A retrospective data was used because of the long latency period to BC manifestation and the dynamic nature of the population, thus making it difficult for follow-up.
The Information collected included: age, age at diagnosis, age at menarche, age at first delivery, menopausal status, presence or absence of benign breast disease, history of BC in first-degree relatives (FDR) or other relatives, BRCA 1 and 2 mutation, BMI, history of hormone replacement therapy (HRT) including estrogen/progestin and breast density.
Breast cancer risk assessment:
The information collected was used in the models to predict the risk of BC. The information on BRCA 1 and 2 mutations status could not be provided by the participants so it was excluded.
The IBIS model is a computer-based program that provided a woman’s overall risk of BC by incorporating genetic determinants such as the BRCA 1 and 2 genes (19), Details about breast/ovarian cancer among family members, personal risk factors such as age, BMI, age at menarche, parity, age at first child, menopausal status, breast density, age at menopause, and benign breast disease (19). The IBIS model accommodates residual familial correlation by incorporating a latent common autosomal dominant low-risk gene (23). The IBIS or Tyrer-Cuzick BC risk evaluation tool version 8.0b used is available at (http://www.ems-trials.org/riskevaluator/). The performance of the IBIS model was measured by estimating the BC risk for each individual. The 10year risk was divided by 2 to obtain the 5year risk. Though BC risk increases with age dividing the 10year risk gave an approximate value for the 5year risk. The BOADICEA model calculated 5year risk of BC in the women based on their age, family history, BRCA 1 and 2 carrier probabilities and includes a polygenic component, which allows for the familial correlation that is not captured by mutations in BRCA1 or 2. The BOADICEA risk calculation was carried out using BWAv3 (http://ccge.medschl.cam.ac.uk/boadicea/).

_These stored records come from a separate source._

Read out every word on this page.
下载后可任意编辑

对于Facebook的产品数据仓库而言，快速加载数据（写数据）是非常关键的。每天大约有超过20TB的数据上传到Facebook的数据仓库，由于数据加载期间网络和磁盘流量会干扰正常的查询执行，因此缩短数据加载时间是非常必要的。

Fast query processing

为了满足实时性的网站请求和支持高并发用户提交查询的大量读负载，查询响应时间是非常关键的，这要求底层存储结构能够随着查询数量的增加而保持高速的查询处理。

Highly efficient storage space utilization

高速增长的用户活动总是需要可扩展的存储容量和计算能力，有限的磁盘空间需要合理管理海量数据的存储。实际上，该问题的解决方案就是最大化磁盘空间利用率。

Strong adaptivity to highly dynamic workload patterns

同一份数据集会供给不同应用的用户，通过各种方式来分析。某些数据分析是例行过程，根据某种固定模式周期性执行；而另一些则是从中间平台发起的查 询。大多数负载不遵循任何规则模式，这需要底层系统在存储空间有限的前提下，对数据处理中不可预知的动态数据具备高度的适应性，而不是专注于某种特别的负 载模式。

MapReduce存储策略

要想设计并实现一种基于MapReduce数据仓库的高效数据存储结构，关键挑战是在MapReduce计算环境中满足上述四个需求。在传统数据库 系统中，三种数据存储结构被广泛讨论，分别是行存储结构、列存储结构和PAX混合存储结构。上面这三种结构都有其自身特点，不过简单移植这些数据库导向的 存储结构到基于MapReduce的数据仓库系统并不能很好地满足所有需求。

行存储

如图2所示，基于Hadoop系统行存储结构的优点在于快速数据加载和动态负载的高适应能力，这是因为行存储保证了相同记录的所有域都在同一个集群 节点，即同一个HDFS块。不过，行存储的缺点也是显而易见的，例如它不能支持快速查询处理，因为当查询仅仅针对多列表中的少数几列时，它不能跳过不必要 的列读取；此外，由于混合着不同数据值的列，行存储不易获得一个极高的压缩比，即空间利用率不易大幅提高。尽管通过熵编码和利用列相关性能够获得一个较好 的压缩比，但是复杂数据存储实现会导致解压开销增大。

The National Cancer Institute’s online version of the breast cancer risk assessment tool (BCRAT) also known as the Gail model available at (http://www.cancer.gov/bcrisktool/) was also used and has questions about the 5 year BC risk based on age, age at menarche, age at first life birth, FDR with breast cancer, previous breast biopsies with or without atypical hyperplasia, BRCA mutation and race. White race/ethnicity (Caucasians) variables was used for all the women in this study in estimating their risks. For the Gail model five-year risk assessment, a rate of less than 1.67% was defined as low risk while a rate of 1.67% or more was defined as high risk (23). Based on the NCCN (2016) recommendation for prophylactic treatment for women the cut of value of 1.67 % for 5year risk was used for all they models while categorizing high and low risk women (33).
Statistical analysis:
The Receiver Operating Characteristic Curve (ROC) plots, was utilized to measure the model’s discriminative capacities. The c-statistics ranges from 0.5 (No discriminative ability) to 1.0 (Perfect discrimination). This determines whether the models will yield a higher risk for BC cases and lower risk for hospital-based controls. The predicted scores were used to distinguish between high and low risk. Sensitivities and specificities of the models were estimated for 5year BC risk at 1.67%. The sensitivity test has the diagnostic ability to detect true positives and the specificity, the diagnostic ability to detect true negatives. A cut off value of 1.67% was used to predict the risk of BC.
The predictive accuracies of correctness (PAC) and the Nagelkerke’s R square of the models were analyzed by logistic regression of the scores predicted by the models. The PAC measures how well the models fit the samples. The Nagelkerke’s R square is an adjusted version of the Cox and Snell R square that adjust the scale of the statistic to cover the full range from 0 to 1. A perfect model has a theoretical maximum value of less than 1.All statistical analysis was done using SPSS version 24.0 analytical software.